TensorFlow provides an experimental get_memory_info API that returns the current GPU memory consumption.

We can use this API in a custom TF Callback to track GPU memory usage at peak during training as follows:

class GPUMemoryCallback(tf.keras.callbacks.Callback):
    def __init__(self, target_batches, print_stats=False, **kwargs):
        """
        target_batches: A list of batch indices at which to record memory usage.
        print_stats: A boolean flag indicating whether to print memory usage statistics.
        """
        super().__init__(**kwargs)
        self.target_batches = target_batches
        self.print_stats = print_stats

        self.memory_usage = []
        self.labels = []

    def _compute_memory_usage(self):
        memory_stats = tf.config.experimental.get_memory_info("GPU:0")
        # Convert bytes to GB and store in list.
        peak_usage = round(memory_stats["peak"] / (2**30), 3)
        self.memory_usage.append(peak_usage)

    def on_epoch_begin(self, epoch, logs=None):
        self._compute_memory_usage()
        self.labels.append(f"epoch {epoch} start")

    def on_train_batch_begin(self, batch, logs=None):
        if batch in self.target_batches:
            self._compute_memory_usage()
            self.labels.append(f"batch {batch}")

    def on_epoch_end(self, epoch, logs=None):
        self._compute_memory_usage()
        self.labels.append(f"epoch {epoch} end")

This callback uses the TensorFlow function tf.config.experimental.get_memory_info("GPU:0") to retrieve memory usage statistics for the GPU. It will record memory usage at the start of each epoch and at each batch index specified in target_batches.

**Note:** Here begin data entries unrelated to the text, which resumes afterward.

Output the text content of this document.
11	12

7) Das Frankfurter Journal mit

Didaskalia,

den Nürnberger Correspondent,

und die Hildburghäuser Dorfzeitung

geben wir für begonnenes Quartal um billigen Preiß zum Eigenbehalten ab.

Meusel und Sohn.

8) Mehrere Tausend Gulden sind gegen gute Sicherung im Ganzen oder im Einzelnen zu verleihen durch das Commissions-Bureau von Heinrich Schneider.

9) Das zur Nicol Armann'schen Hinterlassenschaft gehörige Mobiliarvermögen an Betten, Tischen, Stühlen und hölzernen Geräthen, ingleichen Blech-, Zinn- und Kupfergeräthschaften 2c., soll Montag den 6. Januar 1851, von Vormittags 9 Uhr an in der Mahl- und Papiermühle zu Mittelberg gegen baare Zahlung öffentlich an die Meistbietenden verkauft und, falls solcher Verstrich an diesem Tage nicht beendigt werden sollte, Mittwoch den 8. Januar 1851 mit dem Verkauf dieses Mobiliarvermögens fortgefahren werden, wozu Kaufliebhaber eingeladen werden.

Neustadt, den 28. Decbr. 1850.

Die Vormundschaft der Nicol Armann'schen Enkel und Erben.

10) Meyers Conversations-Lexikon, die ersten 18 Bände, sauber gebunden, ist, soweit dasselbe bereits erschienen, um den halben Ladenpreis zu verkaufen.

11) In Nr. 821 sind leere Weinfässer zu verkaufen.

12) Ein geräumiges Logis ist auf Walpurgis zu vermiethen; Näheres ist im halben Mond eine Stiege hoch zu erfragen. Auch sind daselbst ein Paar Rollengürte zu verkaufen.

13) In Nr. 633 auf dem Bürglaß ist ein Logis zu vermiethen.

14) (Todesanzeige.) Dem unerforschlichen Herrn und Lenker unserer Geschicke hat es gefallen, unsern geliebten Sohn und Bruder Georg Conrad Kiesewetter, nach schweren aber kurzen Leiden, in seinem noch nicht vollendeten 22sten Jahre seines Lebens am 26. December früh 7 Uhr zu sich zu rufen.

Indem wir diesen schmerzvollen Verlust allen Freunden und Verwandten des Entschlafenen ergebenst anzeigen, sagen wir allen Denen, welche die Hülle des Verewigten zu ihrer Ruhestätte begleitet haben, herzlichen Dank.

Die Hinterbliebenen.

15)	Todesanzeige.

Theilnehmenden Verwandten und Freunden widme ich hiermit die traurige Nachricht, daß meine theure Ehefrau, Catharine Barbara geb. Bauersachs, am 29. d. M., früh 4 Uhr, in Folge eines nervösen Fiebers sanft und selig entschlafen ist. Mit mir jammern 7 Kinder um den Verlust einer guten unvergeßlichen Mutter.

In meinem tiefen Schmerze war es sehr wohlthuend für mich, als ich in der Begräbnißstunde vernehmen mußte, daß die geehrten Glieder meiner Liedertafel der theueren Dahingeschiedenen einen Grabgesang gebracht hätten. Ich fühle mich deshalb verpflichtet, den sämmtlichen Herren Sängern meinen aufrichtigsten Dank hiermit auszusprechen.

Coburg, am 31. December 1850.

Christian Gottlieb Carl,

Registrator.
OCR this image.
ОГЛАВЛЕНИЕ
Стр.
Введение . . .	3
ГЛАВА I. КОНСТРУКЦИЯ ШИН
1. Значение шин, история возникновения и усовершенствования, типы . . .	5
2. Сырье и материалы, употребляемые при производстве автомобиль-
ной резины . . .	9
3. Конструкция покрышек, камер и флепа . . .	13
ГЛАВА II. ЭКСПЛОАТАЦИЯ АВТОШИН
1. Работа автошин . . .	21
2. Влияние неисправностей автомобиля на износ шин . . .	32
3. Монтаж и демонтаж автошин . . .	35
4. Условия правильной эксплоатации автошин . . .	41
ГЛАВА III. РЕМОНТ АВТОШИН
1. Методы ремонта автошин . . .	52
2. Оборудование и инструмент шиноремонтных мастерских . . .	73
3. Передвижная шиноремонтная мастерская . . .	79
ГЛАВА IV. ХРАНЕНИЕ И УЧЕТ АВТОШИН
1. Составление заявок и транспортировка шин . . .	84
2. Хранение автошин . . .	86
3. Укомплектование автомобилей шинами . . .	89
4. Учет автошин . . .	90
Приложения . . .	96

The recorded memory usage values, as well as the corresponding labels, are stored in the state of the callback.

Note: For simplicity we are assing there is a single GPU, GPU:0.

Here is an example show how to create an instance of such a callback to track consumption at various batches:

gpu_memory_callback = GPUMemoryCallback(
    target_batches=[5, 10, 25, 50, 100, 150, 200, 300, 400, 500],
    print_stats=True,
)

Once the callback instance is created we can simply pass it to model.fit so it gets called during training to track GPU consumption

model.compile(optimizer=optimizer, loss=loss, weighted_metrics=["accuracy"])

model.fit(train_ds, epochs=EPOCHS, callbacks=[gpu_memory_callback])

Once the model training finishes, we can access the consumption history as follows

memory_usage = gpu_memory_callback.memory_usage

Then we can simply plot it with matplotlib

plt.bar(memory_usage)

It is important to reset the peak memory usage to current memory usage before starting the training to make sure un-used memory is released and will not be accounted for in our callback.

tf.config.experimental.reset_memory_stats("GPU:0")

One good use case for tracking GPU consumption is to be able to compare two (or more) models training based on their GPU memory consumption. For instance, comparing a distilled version of a bigger model.

The workflow could be like this

gpu_memory_callback_1 = GPUMemoryCallback(...)
model_1.fit(train_ds, epochs=EPOCHS, callbacks=[gpu_memory_callback_1])

tf.config.experimental.reset_memory_stats("GPU:0")

gpu_memory_callback_2 = GPUMemoryCallback(...)
model_2.fit(train_ds, epochs=EPOCHS, callbacks=[gpu_memory_callback_2])

model_memory_usage_1 = gpu_memory_callback_1.memory_usage
model_memory_usage_2 = gpu_memory_callback_2.memory_usage

Then after training is done, we plot both consumptions to visually compare them:

plt.bar(
    ["Model 1", "Model 2"],
    [max(model_memory_usage_1), max(model_memory_usage_2)],
    color=["red", "blue"],
)

plt.xlabel("Time")
plt.ylabel("GPU Memory Usage (in GB)")

plt.title("GPU Memory Usage Comparison")
plt.legend()
plt.show()